Excerpt: 'The Best Seat in the House'

There was only one boy in the neighborhood taller than I was back then, Clifford Siegel. Clifford was the triplets' age, a year ahead of me in school, and he lived with his grandparents just a few doors down from our home. One day, he stood on the sidewalk, refusing to move as I barreled toward him on my bicycle. "You better move!" I yelled.

"I dare you to hit me!" Clifford yelled back. I did.

I flew off my bike one way, Clifford flew another way. But we both bounced up, dusted ourselves off, and within an hour were meeting up with the other kids at Goddard Field, a grassy expanse two blocks from our homes, playing baseball once again. If we weren't pretending we were Mickey Mantle when we were up to bat, we were Al Kaline, the great Detroit Tiger. Other days, we played kickball, or running bases, or tag, or someone brought a kite and we ran so fast we sometimes fell trying to coax it off the ground. Goddard Field was right across Bancroft Street from the University of Toledo's soaring, limestone Gothic clock tower. We told time by the black hands on that clock; when the hour hand reached six, we dashed those two blocks home for dinner, often to meet again in an hour or so to ride bikes or play another sport, assuming that Dad wasn't home yet and ready to play catch with me.


Professional baseball turned one hundred in the spring of 1969; I turned eleven. We watched the weekly games on TV, but mostly, baseball came into our home through the radio. Dad al- ready had taught me every last detail of how to keep score; then, just in time for the Toledo Mud Hens season, he bought me a ringed, blue baseball score book. I would plug in a radio on the end table beside the sofa in our living room, then close the doors to our family room and kitchen, where everyone else was doing chores, homework, or watching TV. There I'd sit, night after night, by myself, listening to the Mud Hens on WCWA 1230 AM. I had my pencil and the score book on my lap and my wellworn copy of the Blade's special Mud Hens pullout section, with all the players' pictures and biographies, at my side. Occasionally I switched to the Detroit Tigers game on the radio, but even though they had won the World Series the year before, I preferred the Mud Hens, who were the Tigers' Triple-A, International League farm club. They were ours.
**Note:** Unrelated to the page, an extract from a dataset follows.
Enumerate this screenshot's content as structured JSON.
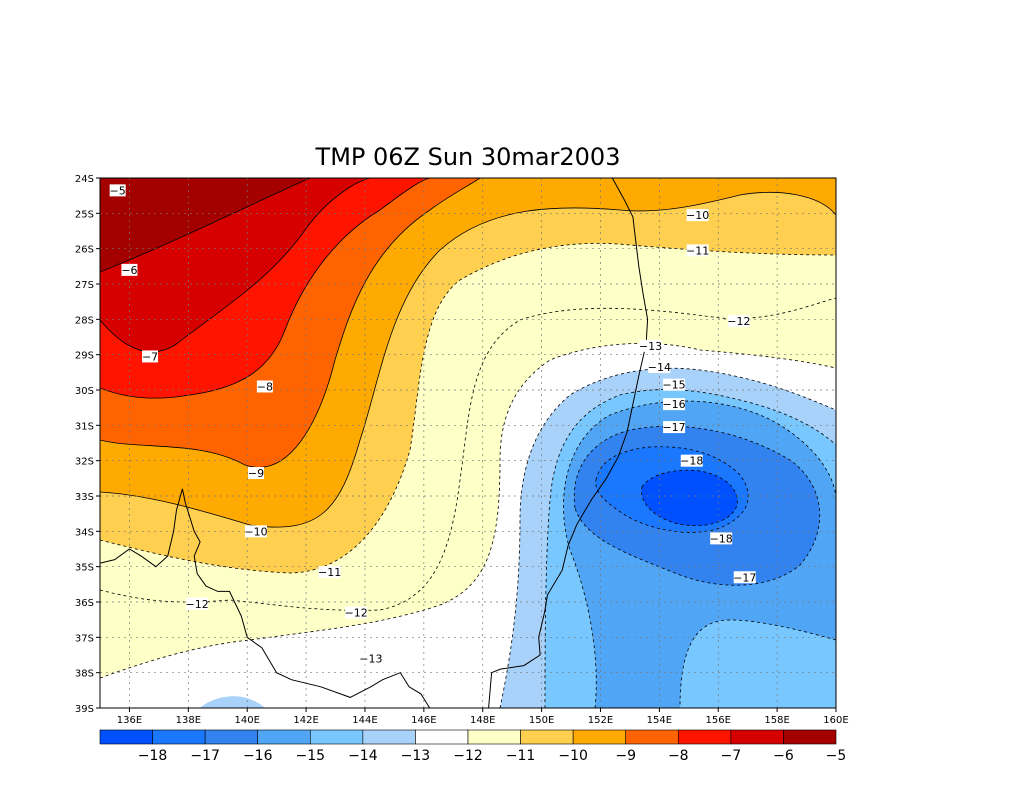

I listened to those games from places that felt far away, cities like Syracuse and Rochester and Richmond. I pictured what the stadiums might look like, heard the sounds coming from them through the radio -- one day I was sure I heard a hot dog vendor's yell -- and, for that night, I wished I could be there. Dad soon let me in on a little secret: many of the Hens' road games were recreations. The crowd noise and crack of the bat were produced in a studio, he said, and the announcer simply was reading the playby- play coming over a ticker. Alas, the hot dog vendor probably never existed. I was surprised by Dad's news, but hardly crushed. I began to listen more intently to see if I could tell the difference between a real away game and a re-created one. The big giveaway was the sound of the crowd noise; after an inning in which it sounded the same no matter who was up to bat or what the batter did, junior sleuth that I was, I knew it was fake.